Life turned his head to look at me. I pried myself off the doorframe and stood up straight. I was making efforts to look awake because the post-sugar-high crash from the lemonade was settling in. He walked over and placed his hands on my shoulders. Through a thin layer of disorientation, I felt his green eyes searching my face. I was trying to figure out for what as he kissed me. He pulled away; I blinked.

“The No Exit cast party,” I said.

“What?” He was rubbing his eyes with one hand.

“The No Exit cast party. That’s where I got the martini glass.”

“No kidding?” He wasn’t listening.

I waited out the silence.

“Um, yeah, I guess I’d better be going.”

I walked him to the door. “Thanks for hangin’ out with me and my karma all day.”

“Hey, no problem.” His expression cleared. “Same time next week?”

I shrugged. “Sure, why not.”

“’K, but I get to pick the place this time. I will find a way to get you drunk.”

“Not on your life,” I deadpanned. “And no more trance bars!” I called down the stairs. He waved from the pavement and ran away in the rain.

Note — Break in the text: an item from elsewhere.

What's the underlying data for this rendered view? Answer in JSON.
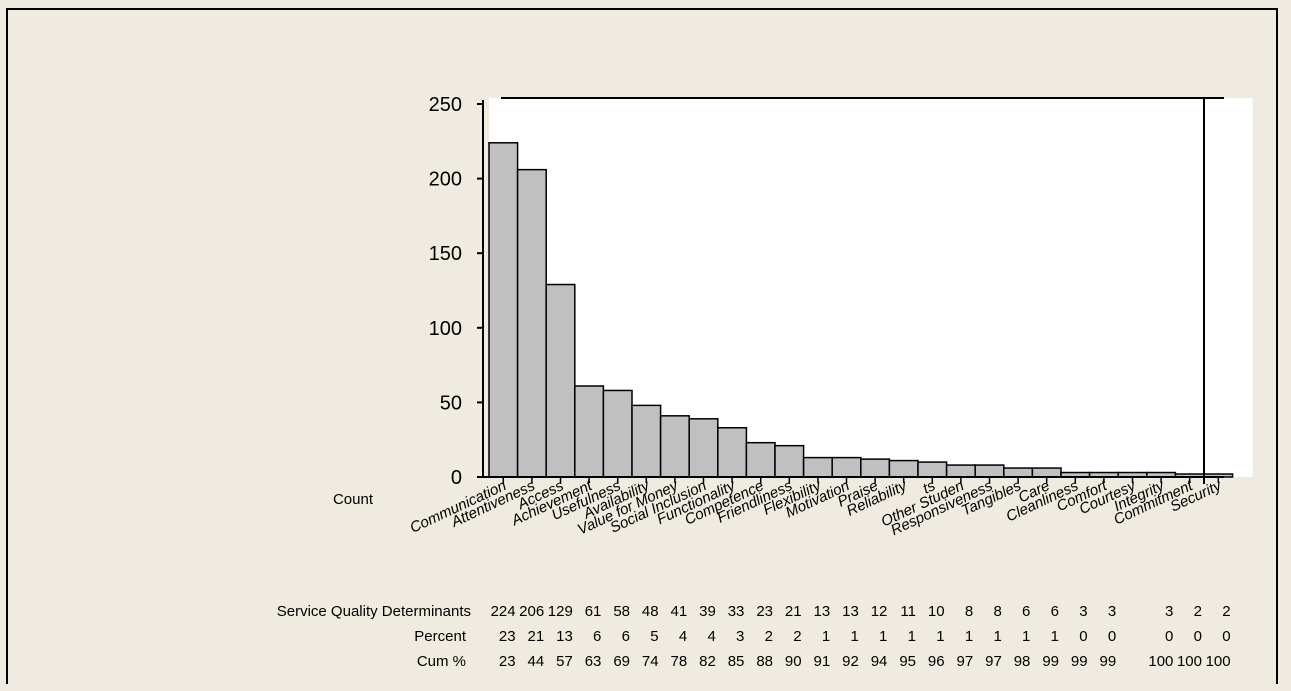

I locked the door and set the security alarm. I put my keys back in the candleholder on the counter. Life had left the two-thirds-empty martini glass next to the phone. He had eaten the cherry but had left the stem, tied in a neat knot, and the umbrella floating in the glass.

I took the umbrella and walked over to the window looking out on the parking lot. I opened and closed the umbrella as I scanned the skies for the moon. I found her in the last quarter. After tossing the umbrella into a corner, I plopped down on the floor. I flung the shopping bag on top of the umbrella and started filing my rejection slips by date.